L'ambasciatore armeno Sargis Ghazaryanspiega che cosa sta succedendo nella regione caucasica dopo il cessate-il-fuoco concordato la scorsa notte a Mosca. E accusa la Turchia, esclusa dalle trattative: «È l'attore destabilizzante della regione, che sta esportando terroristi jihadisti da Siria e Libia in Azerbaigian».
Il ministro degli Esteri russo Sergei Lavrov annuncia il 10 ottobre 2020 la tregua in Nagorno Karabakh (Ansa).

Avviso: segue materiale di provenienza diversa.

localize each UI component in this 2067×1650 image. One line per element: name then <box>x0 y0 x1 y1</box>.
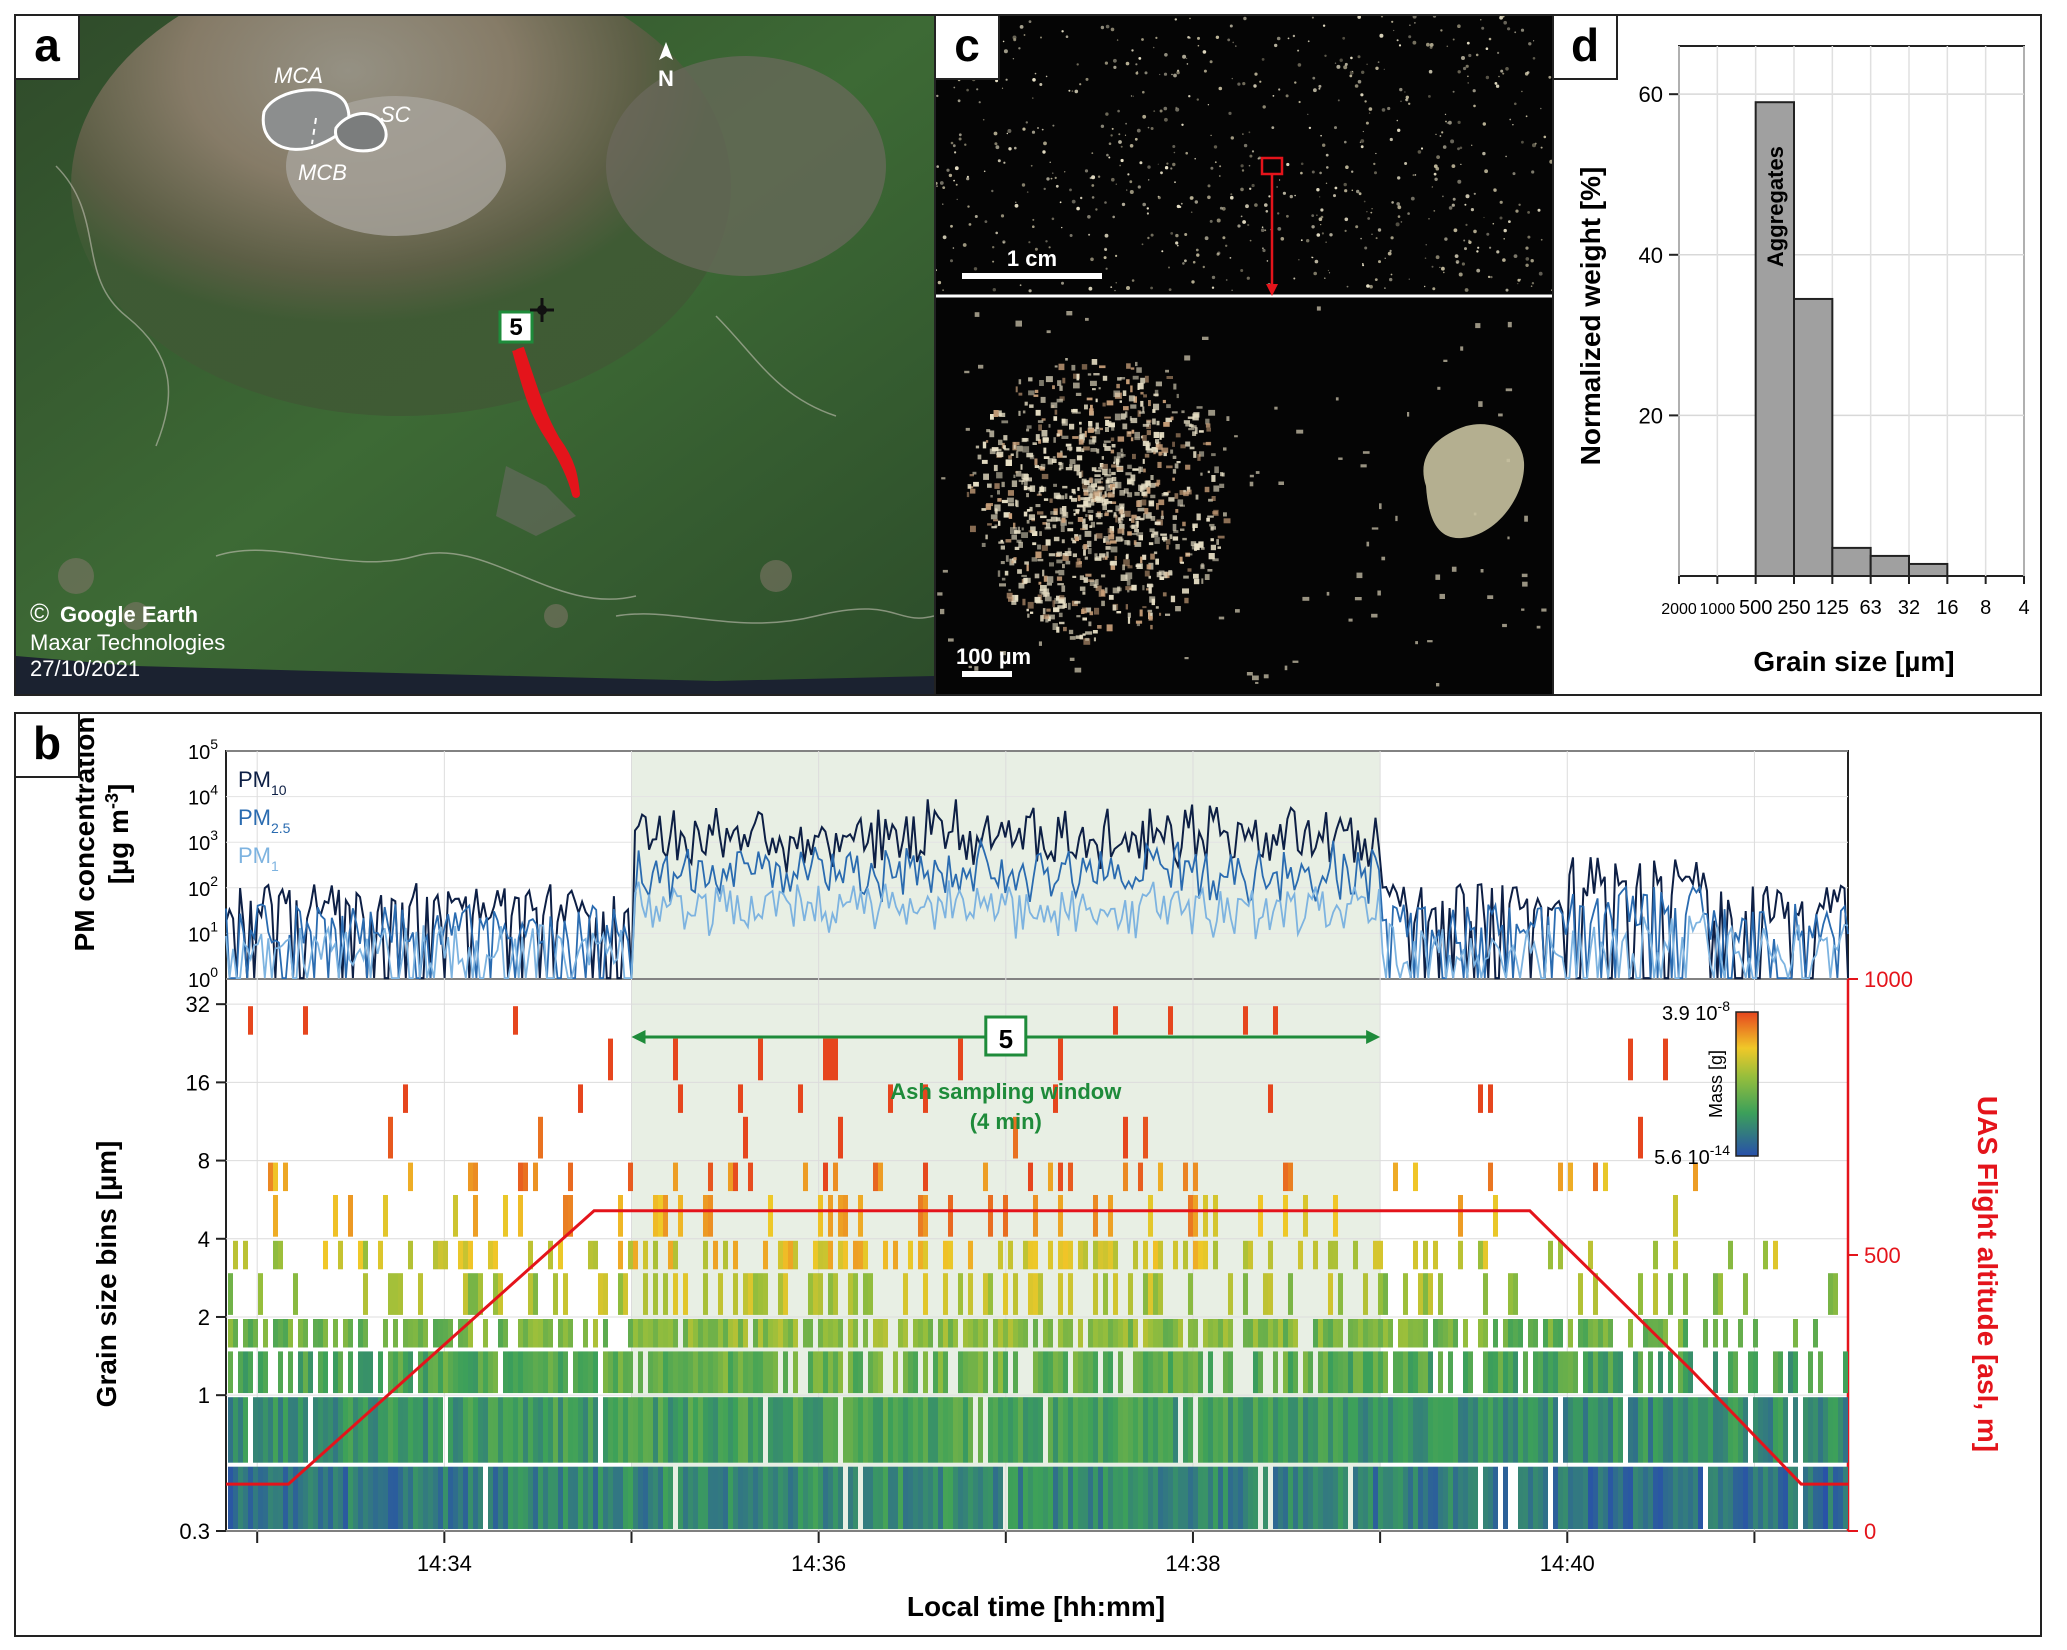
pm-series-line <box>225 880 1849 979</box>
grain-size-histogram: Normalized weight [%] Grain size [µm] 20… <box>1575 45 2030 677</box>
time-tick-label: 14:40 <box>1540 1551 1595 1576</box>
hist-xtick-label: 500 <box>1739 597 1772 619</box>
credit-maxar: Maxar Technologies <box>30 630 225 655</box>
altitude-tick-label: 1000 <box>1864 967 1913 992</box>
panel-b-timeseries: b PM concentration [µg m-3] Grain size b… <box>14 712 2042 1637</box>
grain-tick-label: 8 <box>198 1149 210 1174</box>
hist-ytick-label: 60 <box>1639 82 1663 107</box>
altitude-tick-label: 500 <box>1864 1243 1901 1268</box>
hist-xtick-label: 32 <box>1898 597 1920 619</box>
pm-ytick-label: 103 <box>188 827 218 855</box>
panel-c-micrograph: c 1 cm 100 µm <box>934 14 1554 696</box>
hist-xtick-label: 63 <box>1860 597 1882 619</box>
hist-bar <box>1793 297 1834 577</box>
altitude-line <box>226 1209 1848 1486</box>
grain-tick-label: 4 <box>198 1227 210 1252</box>
grain-ylabel: Grain size bins [µm] <box>91 1141 122 1408</box>
label-sc: SC <box>380 102 411 127</box>
site-box <box>498 310 534 344</box>
hist-ytick-label: 40 <box>1639 243 1663 268</box>
pm-legend-entry: PM10 <box>238 767 287 798</box>
hist-xlabel: Grain size [µm] <box>1753 646 1954 677</box>
sampling-label-2: (4 min) <box>970 1109 1042 1134</box>
site-label: 5 <box>509 314 522 341</box>
micrograph: 1 cm 100 µm <box>936 16 1552 694</box>
panel-d-histogram: d Normalized weight [%] Grain size [µm] … <box>1552 14 2042 696</box>
colorbar-min: 5.6 10-14 <box>1654 1142 1730 1169</box>
time-xlabel: Local time [hh:mm] <box>907 1591 1165 1622</box>
large-grain <box>1423 424 1525 539</box>
hist-xtick-label: 8 <box>1980 597 1991 619</box>
time-tick-label: 14:34 <box>417 1551 472 1576</box>
pm-ylabel-2: [µg m-3] <box>102 784 134 885</box>
sampling-site-box <box>984 1015 1028 1057</box>
hist-annotation: Aggregates <box>1763 146 1788 267</box>
satellite-map: MCA SC MCB N 5 © Google Earth Maxar Tech… <box>16 16 934 694</box>
panel-label-c: c <box>936 16 1000 80</box>
grain-size-heatmap <box>228 1006 1848 1529</box>
credit-google: Google Earth <box>60 602 198 627</box>
pm-ytick-label: 105 <box>188 736 218 764</box>
grain-tick-label: 32 <box>186 992 210 1017</box>
panel-label-d: d <box>1554 16 1618 80</box>
panel-label-b: b <box>16 714 80 778</box>
hist-bar <box>1831 546 1872 577</box>
pm-ytick-label: 100 <box>188 964 218 992</box>
credit-date: 27/10/2021 <box>30 656 140 681</box>
pm-ytick-label: 101 <box>188 918 218 946</box>
hist-xtick-label: 250 <box>1777 597 1810 619</box>
panel-a-map: a <box>14 14 936 696</box>
altitude-tick-label: 0 <box>1864 1519 1876 1544</box>
drone-icon <box>530 298 554 322</box>
flight-track <box>512 346 580 498</box>
pm-ytick-label: 104 <box>188 782 218 810</box>
panel-label-a: a <box>16 16 80 80</box>
colorbar-label: Mass [g] <box>1706 1050 1726 1118</box>
hist-bar <box>1908 562 1949 577</box>
hist-bar <box>1869 554 1910 578</box>
sampling-label-1: Ash sampling window <box>890 1079 1122 1104</box>
hist-xtick-label: 1000 <box>1700 601 1736 618</box>
hist-ylabel: Normalized weight [%] <box>1575 167 1606 466</box>
hist-xtick-label: 2000 <box>1661 601 1697 618</box>
hist-plot-area <box>1678 45 2025 577</box>
hist-xtick-label: 125 <box>1816 597 1849 619</box>
pm-ytick-label: 102 <box>188 873 218 901</box>
grain-tick-label: 0.3 <box>179 1519 210 1544</box>
north-arrow-icon <box>659 42 673 60</box>
sampling-site-label: 5 <box>999 1024 1013 1054</box>
ash-specks-bottom <box>937 306 1547 687</box>
pm-series-line <box>225 799 1849 980</box>
grain-tick-label: 1 <box>198 1383 210 1408</box>
grain-tick-label: 2 <box>198 1305 210 1330</box>
pm-and-grainsize-chart: PM concentration [µg m-3] Grain size bin… <box>69 717 2003 1622</box>
altitude-ylabel: UAS Flight altitude [asl, m] <box>1972 1096 2003 1452</box>
time-tick-label: 14:36 <box>791 1551 846 1576</box>
credit-symbol: © <box>30 598 49 628</box>
ash-specks-top <box>936 16 1552 293</box>
label-mcb: MCB <box>298 160 347 185</box>
hist-xtick-label: 16 <box>1936 597 1958 619</box>
scale-label-top: 1 cm <box>1007 246 1057 271</box>
grain-tick-label: 16 <box>186 1070 210 1095</box>
colorbar <box>1735 1011 1759 1157</box>
pm-legend-entry: PM1 <box>238 843 279 874</box>
label-mca: MCA <box>274 63 323 88</box>
scale-label-bottom: 100 µm <box>956 644 1031 669</box>
hist-ytick-label: 20 <box>1639 403 1663 428</box>
hist-xtick-label: 4 <box>2018 597 2029 619</box>
colorbar-max: 3.9 10-8 <box>1662 998 1730 1025</box>
pm-legend-entry: PM2.5 <box>238 805 291 836</box>
crater-outline-sc <box>334 112 388 153</box>
time-tick-label: 14:38 <box>1165 1551 1220 1576</box>
hist-bar <box>1754 101 1796 577</box>
north-label: N <box>658 66 674 91</box>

«È tregua, seppur fragile, ma è tregua». Tira un mezzo sospiro di sollievo l'ambasciatore Sargis Ghazaryan. Dopo 11 ore di trattative a Mosca tra i rappresentanti di Armenia e Azerbaigian, alle due di sabato 10 ottobre il ministro degli Esteri russo Sergey Lavrov ha annunciato un cessate il fuoco umanitario in Nagorno-Karabakh. Eppure, nella regione autonoma contesa fra armeni e azeri, (anche se già Erodoto nel quinto secolo avanti Cristo) raccontava della popolazione armena), sono continuati gli scontri. Panorama cerca di capire gli sviluppi del preoccupante conflitto, riesploso lo scorso 27 settembre, dando voce a una delle parti in causa: l'ex capo missione della Repubblica d'Armenia in Italia.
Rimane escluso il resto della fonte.